La colère était endémique à l’époque. Les animaux hydrophobes attaquent toujours les humains, même les belettes. Les essais de deux historiens reconstituent tous ces décès à partir des registres paroissiaux. Du XVe au XIXe siècle, les loups en Italie ont tué 77 personnes, dont cinq dues à une infection par la rage. Aucune attaque n’a été signalée au cours des 100 dernières années.

Elle n’a donc pas peur des loups ?

Seulement pour Ashi, le huitième chien de ma vie, un chiot Münsterlnder qui pourrait devenir une proie.

Que faire si vous rencontrez un loup ?

Restez immobile et profitez du spectacle qui ne dure malheureusement que quelques secondes. Si vous avez vraiment peur, levez simplement les bras et le loup disparaîtra. Bref, pas comme la rencontre avec l’ours, pour laquelle il est recommandé de reculer lentement et de ne pas faire de geste.

Combien de chiots a une louve ?

Trois à dix, une fois par an, mais tous ne survivent pas.

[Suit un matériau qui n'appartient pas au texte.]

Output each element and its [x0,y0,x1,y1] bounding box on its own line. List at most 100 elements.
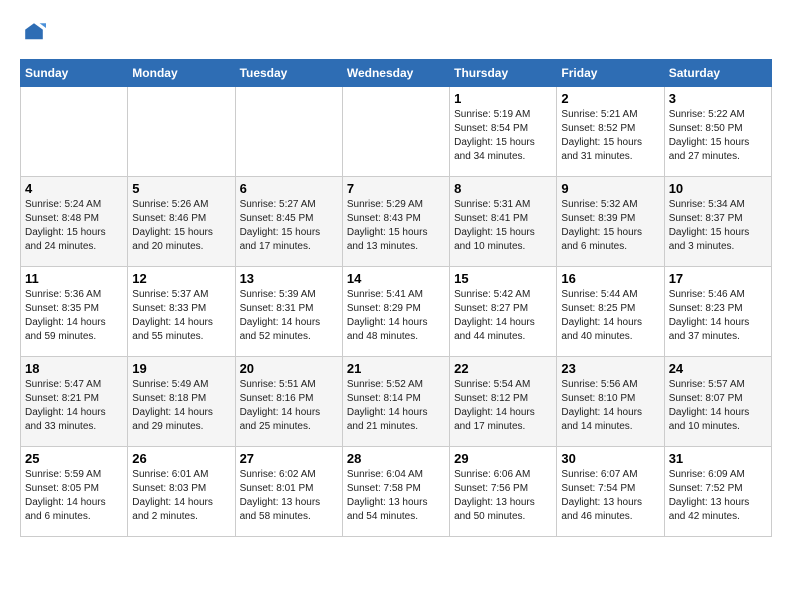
day-number: 7 [347,181,445,196]
day-cell: 24Sunrise: 5:57 AM Sunset: 8:07 PM Dayli… [664,357,771,447]
day-number: 29 [454,451,552,466]
day-cell: 10 Sunrise: 5:34 AM Sunset: 8:37 PM Dayli… [664,177,771,267]
day-cell: 6Sunrise: 5:27 AM Sunset: 8:45 PM Daylig… [235,177,342,267]
day-cell: 29Sunrise: 6:06 AM Sunset: 7:56 PM Dayli… [450,447,557,537]
day-cell: 11 Sunrise: 5:36 AM Sunset: 8:35 PM Dayli… [21,267,128,357]
day-number: 24 [669,361,767,376]
day-info: Sunrise: 5:36 AM Sunset: 8:35 PM Dayligh… [25,288,123,344]
day-cell: 9 Sunrise: 5:32 AM Sunset: 8:39 PM Daylig… [557,177,664,267]
day-number: 1 [454,91,552,106]
day-number: 5 [132,181,230,196]
day-info: Sunrise: 5:56 AM Sunset: 8:10 PM Dayligh… [561,378,659,434]
day-number: 8 [454,181,552,196]
day-number: 2 [561,91,659,106]
day-cell: 18Sunrise: 5:47 AM Sunset: 8:21 PM Dayli… [21,357,128,447]
weekday-header-monday: Monday [128,60,235,87]
day-cell: 8 Sunrise: 5:31 AM Sunset: 8:41 PM Daylig… [450,177,557,267]
weekday-header-thursday: Thursday [450,60,557,87]
day-info: Sunrise: 5:37 AM Sunset: 8:33 PM Dayligh… [132,288,230,344]
day-info: Sunrise: 5:24 AM Sunset: 8:48 PM Dayligh… [25,198,123,254]
day-info: Sunrise: 6:09 AM Sunset: 7:52 PM Dayligh… [669,468,767,524]
day-info: Sunrise: 5:22 AM Sunset: 8:50 PM Dayligh… [669,108,767,164]
day-cell: 20Sunrise: 5:51 AM Sunset: 8:16 PM Dayli… [235,357,342,447]
day-cell: 26 Sunrise: 6:01 AM Sunset: 8:03 PM Dayli… [128,447,235,537]
day-cell: 23Sunrise: 5:56 AM Sunset: 8:10 PM Dayli… [557,357,664,447]
week-row-1: 1 Sunrise: 5:19 AM Sunset: 8:54 PM Daylig… [21,87,772,177]
weekday-header-wednesday: Wednesday [342,60,449,87]
day-info: Sunrise: 5:19 AM Sunset: 8:54 PM Dayligh… [454,108,552,164]
day-number: 11 [25,271,123,286]
day-number: 21 [347,361,445,376]
day-number: 16 [561,271,659,286]
day-cell: 21 Sunrise: 5:52 AM Sunset: 8:14 PM Dayli… [342,357,449,447]
day-info: Sunrise: 6:04 AM Sunset: 7:58 PM Dayligh… [347,468,445,524]
day-number: 27 [240,451,338,466]
week-row-4: 18Sunrise: 5:47 AM Sunset: 8:21 PM Dayli… [21,357,772,447]
day-number: 12 [132,271,230,286]
day-number: 14 [347,271,445,286]
day-info: Sunrise: 5:31 AM Sunset: 8:41 PM Dayligh… [454,198,552,254]
day-info: Sunrise: 5:34 AM Sunset: 8:37 PM Dayligh… [669,198,767,254]
day-cell: 16 Sunrise: 5:44 AM Sunset: 8:25 PM Dayli… [557,267,664,357]
day-cell: 3 Sunrise: 5:22 AM Sunset: 8:50 PM Daylig… [664,87,771,177]
weekday-header-row: SundayMondayTuesdayWednesdayThursdayFrid… [21,60,772,87]
day-number: 6 [240,181,338,196]
day-info: Sunrise: 5:47 AM Sunset: 8:21 PM Dayligh… [25,378,123,434]
day-cell: 30 Sunrise: 6:07 AM Sunset: 7:54 PM Dayli… [557,447,664,537]
day-cell: 19Sunrise: 5:49 AM Sunset: 8:18 PM Dayli… [128,357,235,447]
day-cell: 17 Sunrise: 5:46 AM Sunset: 8:23 PM Dayli… [664,267,771,357]
day-number: 26 [132,451,230,466]
day-number: 3 [669,91,767,106]
day-cell: 4 Sunrise: 5:24 AM Sunset: 8:48 PM Daylig… [21,177,128,267]
day-number: 30 [561,451,659,466]
day-cell: 13 Sunrise: 5:39 AM Sunset: 8:31 PM Dayli… [235,267,342,357]
day-number: 25 [25,451,123,466]
day-cell: 14Sunrise: 5:41 AM Sunset: 8:29 PM Dayli… [342,267,449,357]
day-info: Sunrise: 5:26 AM Sunset: 8:46 PM Dayligh… [132,198,230,254]
day-number: 17 [669,271,767,286]
weekday-header-saturday: Saturday [664,60,771,87]
day-cell: 28 Sunrise: 6:04 AM Sunset: 7:58 PM Dayli… [342,447,449,537]
day-info: Sunrise: 5:42 AM Sunset: 8:27 PM Dayligh… [454,288,552,344]
day-cell: 15 Sunrise: 5:42 AM Sunset: 8:27 PM Dayli… [450,267,557,357]
weekday-header-sunday: Sunday [21,60,128,87]
day-info: Sunrise: 5:54 AM Sunset: 8:12 PM Dayligh… [454,378,552,434]
day-cell [128,87,235,177]
day-cell: 27Sunrise: 6:02 AM Sunset: 8:01 PM Dayli… [235,447,342,537]
logo-icon [22,20,46,44]
day-number: 31 [669,451,767,466]
week-row-2: 4 Sunrise: 5:24 AM Sunset: 8:48 PM Daylig… [21,177,772,267]
day-info: Sunrise: 5:49 AM Sunset: 8:18 PM Dayligh… [132,378,230,434]
day-cell: 12 Sunrise: 5:37 AM Sunset: 8:33 PM Dayli… [128,267,235,357]
day-info: Sunrise: 5:52 AM Sunset: 8:14 PM Dayligh… [347,378,445,434]
page-header [20,20,772,49]
day-info: Sunrise: 6:07 AM Sunset: 7:54 PM Dayligh… [561,468,659,524]
weekday-header-friday: Friday [557,60,664,87]
week-row-5: 25 Sunrise: 5:59 AM Sunset: 8:05 PM Dayli… [21,447,772,537]
day-cell: 7 Sunrise: 5:29 AM Sunset: 8:43 PM Daylig… [342,177,449,267]
day-number: 13 [240,271,338,286]
day-info: Sunrise: 5:29 AM Sunset: 8:43 PM Dayligh… [347,198,445,254]
day-info: Sunrise: 5:32 AM Sunset: 8:39 PM Dayligh… [561,198,659,254]
day-cell: 2 Sunrise: 5:21 AM Sunset: 8:52 PM Daylig… [557,87,664,177]
day-info: Sunrise: 5:59 AM Sunset: 8:05 PM Dayligh… [25,468,123,524]
day-info: Sunrise: 6:01 AM Sunset: 8:03 PM Dayligh… [132,468,230,524]
day-number: 15 [454,271,552,286]
day-info: Sunrise: 5:39 AM Sunset: 8:31 PM Dayligh… [240,288,338,344]
calendar-table: SundayMondayTuesdayWednesdayThursdayFrid… [20,59,772,537]
day-info: Sunrise: 5:21 AM Sunset: 8:52 PM Dayligh… [561,108,659,164]
day-number: 20 [240,361,338,376]
day-cell [342,87,449,177]
day-number: 22 [454,361,552,376]
week-row-3: 11 Sunrise: 5:36 AM Sunset: 8:35 PM Dayli… [21,267,772,357]
logo [20,20,46,49]
day-cell: 1 Sunrise: 5:19 AM Sunset: 8:54 PM Daylig… [450,87,557,177]
weekday-header-tuesday: Tuesday [235,60,342,87]
day-info: Sunrise: 5:46 AM Sunset: 8:23 PM Dayligh… [669,288,767,344]
day-number: 10 [669,181,767,196]
day-number: 28 [347,451,445,466]
day-cell: 22 Sunrise: 5:54 AM Sunset: 8:12 PM Dayli… [450,357,557,447]
day-info: Sunrise: 5:44 AM Sunset: 8:25 PM Dayligh… [561,288,659,344]
day-number: 4 [25,181,123,196]
day-number: 9 [561,181,659,196]
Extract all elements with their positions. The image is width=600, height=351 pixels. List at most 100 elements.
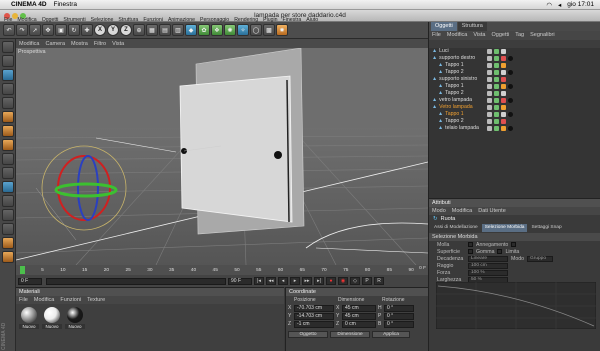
viewport-menu-item[interactable]: Modifica <box>19 41 39 47</box>
object-row[interactable]: ▲ Tappo 1 <box>429 62 600 69</box>
object-row[interactable]: ▲ supporto sinistro <box>429 76 600 83</box>
object-tool-icon[interactable] <box>2 69 14 81</box>
autokey-icon[interactable]: ◉ <box>338 277 348 285</box>
material-tag-icon[interactable] <box>508 126 513 131</box>
object-row[interactable]: ▲ supporto destro <box>429 55 600 62</box>
end-frame-field[interactable]: 90 F <box>228 277 252 285</box>
subdivision-icon[interactable]: ✿ <box>198 24 210 36</box>
visibility-dot-icon[interactable] <box>487 56 492 61</box>
object-row[interactable]: ▲ Tappo 2 <box>429 118 600 125</box>
move-icon[interactable]: ✥ <box>42 24 54 36</box>
redo-icon[interactable]: ↷ <box>16 24 28 36</box>
texture-tool-icon[interactable] <box>2 83 14 95</box>
object-row[interactable]: ▲ Tappo 2 <box>429 69 600 76</box>
viewport-menu-item[interactable]: Mostra <box>71 41 88 47</box>
app-menu[interactable]: CINEMA 4D <box>11 1 47 8</box>
visibility-dot-icon[interactable] <box>487 119 492 124</box>
visibility-dot-icon[interactable] <box>487 70 492 75</box>
object-tag-icon[interactable] <box>501 91 506 96</box>
rotation-field[interactable]: 0 ° <box>384 312 414 320</box>
make-editable-icon[interactable] <box>2 41 14 53</box>
deformer-icon[interactable]: ✧ <box>237 24 249 36</box>
enabled-check-icon[interactable] <box>494 70 499 75</box>
material-item[interactable]: Nuovo <box>19 306 39 329</box>
attribute-field[interactable]: 100 % <box>468 269 508 276</box>
play-icon[interactable]: ▸ <box>290 277 300 285</box>
render-picture-icon[interactable]: ▤ <box>159 24 171 36</box>
material-tag-icon[interactable] <box>508 56 513 61</box>
enabled-check-icon[interactable] <box>494 126 499 131</box>
coordinate-system-icon[interactable]: ⊕ <box>133 24 145 36</box>
object-row[interactable]: ▲ telaio lampada <box>429 125 600 132</box>
attribute-checkbox[interactable] <box>468 242 473 247</box>
attribute-checkbox[interactable] <box>468 249 473 254</box>
falloff-curve-graph[interactable] <box>436 282 596 329</box>
object-menu-item[interactable]: Segnalibri <box>530 31 554 40</box>
visibility-dot-icon[interactable] <box>487 98 492 103</box>
wifi-icon[interactable]: ◠ <box>546 1 552 9</box>
object-tag-icon[interactable] <box>501 77 506 82</box>
tab-oggetti[interactable]: Oggetti <box>431 22 457 31</box>
bodypaint-icon[interactable] <box>2 251 14 263</box>
dimension-field[interactable]: 0 cm <box>342 320 376 328</box>
rotation-field[interactable]: 0 ° <box>384 304 414 312</box>
object-menu-item[interactable]: File <box>432 31 441 40</box>
live-select-icon[interactable]: ➚ <box>29 24 41 36</box>
visibility-dot-icon[interactable] <box>487 77 492 82</box>
position-key-icon[interactable]: P <box>362 277 372 285</box>
animation-tool-icon[interactable] <box>2 153 14 165</box>
position-field[interactable]: -14.703 cm <box>294 312 334 320</box>
enabled-check-icon[interactable] <box>494 56 499 61</box>
visibility-dot-icon[interactable] <box>487 84 492 89</box>
go-start-icon[interactable]: |◂ <box>254 277 264 285</box>
enabled-check-icon[interactable] <box>494 105 499 110</box>
material-tag-icon[interactable] <box>508 70 513 75</box>
camera-icon[interactable]: ▩ <box>263 24 275 36</box>
object-tag-icon[interactable] <box>501 105 506 110</box>
coord-mode-select[interactable]: Oggetto <box>288 330 328 338</box>
undo-icon[interactable]: ↶ <box>3 24 15 36</box>
enabled-check-icon[interactable] <box>494 63 499 68</box>
visibility-dot-icon[interactable] <box>487 105 492 110</box>
attribute-field[interactable]: Gruppo <box>526 255 553 262</box>
attribute-field[interactable]: 100 cm <box>468 262 508 269</box>
object-tag-icon[interactable] <box>501 119 506 124</box>
rotation-field[interactable]: 0 ° <box>384 320 414 328</box>
prev-frame-icon[interactable]: ◂ <box>278 277 288 285</box>
timeline-ruler[interactable]: 051015202530354045505560657075808590 0 F <box>16 265 428 275</box>
render-view-icon[interactable]: ▦ <box>146 24 158 36</box>
object-row[interactable]: ▲ Vetro lampada <box>429 104 600 111</box>
material-item[interactable]: Nuovo <box>65 306 85 329</box>
range-slider[interactable] <box>46 277 226 285</box>
attribute-checkbox[interactable] <box>511 242 517 247</box>
attributes-menu-item[interactable]: Modo <box>432 207 446 215</box>
tweak-icon[interactable] <box>2 223 14 235</box>
clock[interactable]: gio 17:01 <box>567 1 594 9</box>
start-frame-field[interactable]: 0 F <box>18 277 42 285</box>
material-item[interactable]: Nuovo <box>42 306 62 329</box>
object-row[interactable]: ▲ Tappo 1 <box>429 111 600 118</box>
prev-key-icon[interactable]: ◂◂ <box>266 277 276 285</box>
workplane-icon[interactable] <box>2 195 14 207</box>
object-tag-icon[interactable] <box>501 56 506 61</box>
enabled-check-icon[interactable] <box>494 112 499 117</box>
polygons-tool-icon[interactable] <box>2 139 14 151</box>
materials-menu-item[interactable]: File <box>19 296 28 304</box>
dimension-field[interactable]: 45 cm <box>342 304 376 312</box>
attributes-tab[interactable]: Assi di Modellazione <box>431 224 481 232</box>
scene-icon[interactable]: ◯ <box>250 24 262 36</box>
rotate-icon[interactable]: ↻ <box>68 24 80 36</box>
apply-button[interactable]: Applica <box>372 330 410 338</box>
object-row[interactable]: ▲ vetro lampada <box>429 97 600 104</box>
enabled-check-icon[interactable] <box>494 98 499 103</box>
enabled-check-icon[interactable] <box>494 77 499 82</box>
enabled-check-icon[interactable] <box>494 91 499 96</box>
x-axis-button[interactable]: X <box>94 24 106 36</box>
position-field[interactable]: -70.703 cm <box>294 304 334 312</box>
y-axis-button[interactable]: Y <box>107 24 119 36</box>
volume-icon[interactable]: ◂ <box>558 1 561 9</box>
object-tag-icon[interactable] <box>501 112 506 117</box>
attributes-tab[interactable]: Settaggi Snap <box>528 224 565 232</box>
paint-icon[interactable] <box>2 237 14 249</box>
object-row[interactable]: ▲ Tappo 1 <box>429 83 600 90</box>
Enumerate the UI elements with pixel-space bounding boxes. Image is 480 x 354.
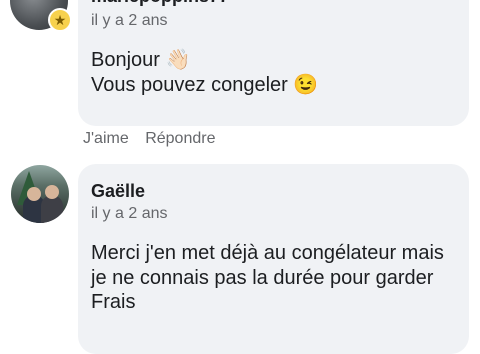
comment-actions: J'aime Répondre — [83, 130, 227, 148]
like-link[interactable]: J'aime — [83, 130, 129, 147]
comment-line: je ne connais pas la durée pour garder — [91, 266, 434, 289]
comment-timestamp: il y a 2 ans — [91, 12, 168, 29]
comment-line: Frais — [91, 291, 136, 313]
reply-link[interactable]: Répondre — [145, 130, 215, 147]
comment-line: Vous pouvez congeler 😉 — [91, 73, 319, 96]
comment-text: Bonjour 👋🏻 Vous pouvez congeler 😉 — [91, 48, 461, 97]
comment-line: Bonjour 👋🏻 — [91, 49, 191, 71]
avatar[interactable] — [11, 165, 69, 223]
comment-author[interactable]: mariepoppins77 — [91, 0, 229, 7]
comment-timestamp: il y a 2 ans — [91, 205, 168, 222]
comment-text: Merci j'en met déjà au congélateur mais … — [91, 241, 461, 315]
star-badge-icon: ★ — [48, 8, 72, 32]
comment-line: Merci j'en met déjà au congélateur mais — [91, 242, 444, 264]
comment-author[interactable]: Gaëlle — [91, 181, 145, 202]
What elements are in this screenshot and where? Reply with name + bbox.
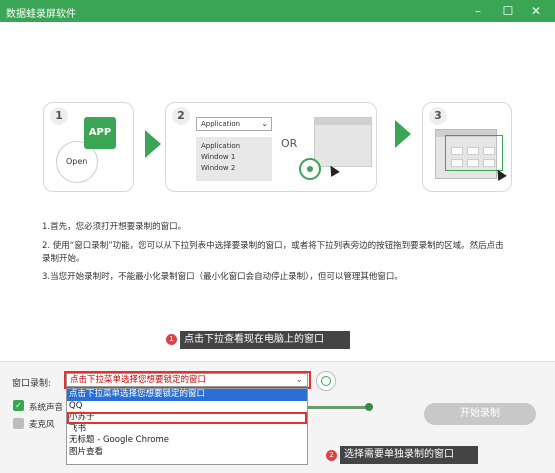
list-illustration-item: Application — [201, 142, 241, 150]
dropdown-illustration: Application ⌄ — [196, 117, 272, 131]
close-icon[interactable]: ✕ — [528, 3, 544, 19]
open-label: Open — [66, 157, 88, 166]
grid-cell — [467, 159, 479, 167]
chevron-down-icon: ⌄ — [295, 375, 303, 385]
arrow-right-icon — [145, 130, 161, 158]
step-number: 1 — [50, 107, 68, 125]
mic-label: 麦克风 — [29, 420, 55, 430]
crosshair-icon — [299, 158, 321, 180]
grid-cell — [451, 159, 463, 167]
tip-2-marker: 2 — [326, 450, 337, 461]
dropdown-option[interactable]: 图片查看 — [67, 447, 307, 459]
grid-cell — [451, 147, 463, 155]
dropdown-option[interactable]: 无标题 - Google Chrome — [67, 435, 307, 447]
grid-cell — [483, 159, 495, 167]
or-label: OR — [281, 137, 298, 150]
mic-checkbox[interactable] — [13, 418, 24, 429]
tip-1-marker: 1 — [166, 334, 177, 345]
instruction-line-3: 3.当您开始录制时，不能最小化录制窗口（最小化窗口会自动停止录制），但可以管理其… — [42, 272, 403, 282]
dropdown-option[interactable]: 飞书 — [67, 424, 307, 436]
grid-cell — [483, 147, 495, 155]
list-illustration-item: Window 2 — [201, 164, 236, 172]
system-audio-label: 系统声音 — [29, 403, 64, 413]
step-1-card: 1 Open APP — [43, 102, 134, 192]
dropdown-option[interactable]: 点击下拉菜单选择您想要锁定的窗口 — [67, 389, 307, 401]
title-bar: 数据蛙录屏软件 – ☐ ✕ — [0, 0, 555, 22]
maximize-icon[interactable]: ☐ — [500, 3, 516, 19]
window-select[interactable]: 点击下拉菜单选择您想要锁定的窗口 ⌄ — [66, 373, 308, 387]
dropdown-option[interactable]: QQ — [67, 401, 307, 413]
dropdown-illustration-label: Application — [201, 120, 241, 128]
tip-2: 选择需要单独录制的窗口 — [340, 446, 478, 464]
grid-cell — [467, 147, 479, 155]
step-number: 2 — [172, 107, 190, 125]
instruction-line-1: 1.首先，您必须打开想要录制的窗口。 — [42, 222, 187, 232]
volume-slider-track[interactable] — [308, 406, 368, 409]
arrow-right-icon — [395, 120, 411, 148]
dropdown-option[interactable]: 小苏子 — [67, 412, 307, 424]
start-recording-button[interactable]: 开始录制 — [424, 403, 536, 425]
list-illustration: Application Window 1 Window 2 — [196, 137, 272, 181]
tip-1: 点击下拉查看现在电脑上的窗口 — [180, 331, 350, 349]
window-record-label: 窗口录制: — [12, 379, 52, 389]
volume-slider-thumb[interactable] — [365, 403, 373, 411]
window-dropdown-list: 点击下拉菜单选择您想要锁定的窗口 QQ 小苏子 飞书 无标题 - Google … — [66, 388, 308, 465]
chevron-down-icon: ⌄ — [261, 119, 268, 128]
app-icon: APP — [84, 117, 116, 149]
list-illustration-item: Window 1 — [201, 153, 236, 161]
window-illustration — [314, 117, 372, 167]
window-picker-button[interactable] — [316, 371, 336, 391]
system-audio-checkbox[interactable]: ✓ — [13, 400, 24, 411]
window-title: 数据蛙录屏软件 — [6, 9, 76, 20]
instruction-line-2: 2. 使用“窗口录制”功能，您可以从下拉列表中选择要录制的窗口，或者将下拉列表旁… — [42, 241, 504, 264]
step-3-card: 3 — [422, 102, 512, 192]
minimize-icon[interactable]: – — [470, 3, 486, 19]
step-2-card: 2 Application ⌄ Application Window 1 Win… — [165, 102, 377, 192]
window-select-value: 点击下拉菜单选择您想要锁定的窗口 — [70, 375, 207, 385]
step-number: 3 — [429, 107, 447, 125]
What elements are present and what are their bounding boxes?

Peut-on l’empêcher de trop proliférer ?

Ce n’est pas nécessaire. Un troupeau gère 80 à 500 kilomètres carrés, une moyenne de 300. La péninsule italienne en est déjà saturée. Le loup ne trouve des zones à coloniser que dans les Alpes.

Allez prévenir les bergers et les éleveurs.

Les chiens et les clôtures électriques suffisent à défendre le bétail. Mais les montagnards doivent comprendre qu’ils ne peuvent pas laisser les troupeaux et les troupeaux à l’air libre la nuit pour aller dans la vallée chercher leurs femmes. Cependant, il y a des frais. Il y a des années, j’ai déterminé que chaque mouton recevait des subventions de l’UE égales à 60 % de sa valeur. Ainsi, s’il était déchiré par un loup, les Régions n’auraient à rembourser que les 40 % restants. Mais cela, les bergers ont toujours omis de le dire.

Allons-nous éliminer les loups?

J’admets qu’il existe des dérogations locales. Mais uniquement par l’Etat. une espèce protégée. Tuez-les de manière insultante.

Quel est le plus grand danger pour le loup ?

Hybridation. Il y a 40 ans déjà, pour 2 à 4 loups sur 100 kilomètres carrés, il y avait 150 à 310 chiens errants et 24 à 82 chiens sauvages. J’ai reçu un terrible enregistrement vidéo dans la forêt de Tarvisio : il montre tout un troupeau d’hybrides.

J’ai rencontré Mario Messi. Il les a volontairement croisés avec l’agence italienne de protection des loups.

Une folie. J’ai combattu ce monsieur. Je suis allé à une audience au parlement. Il voulait une loi pour obtenir de l’argent de l’État. Il a essayé de me donner un de ses loups bâtards. J’ai répondu que depuis 10 000 ans le chien suffit à l’homme.

Avez-vous fait des recherches à Montecristo ?

Non. Mais ce ne sont que des capraces, ils ne sont pas en danger.

Ce n’est pas comme ça qu’un militant des droits des animaux parle.

Mais je ne suis pas un militant des droits des animaux. Je ne mets pas l’individu en premier. Ce qui compte pour moi, c’est que les espèces survivent.

Et combien sont-ils ?

En Italie 57 000. Décrit dans le monde 1,7 million, mais on estime qu’ils atteignent dix fois plus. Et aujourd’hui, nous sommes dans la sixième extinction de masse.

Qui sera sauvé ?

Après la disparition de l’homme ? La fourmi. Et après la fourmi, le loup.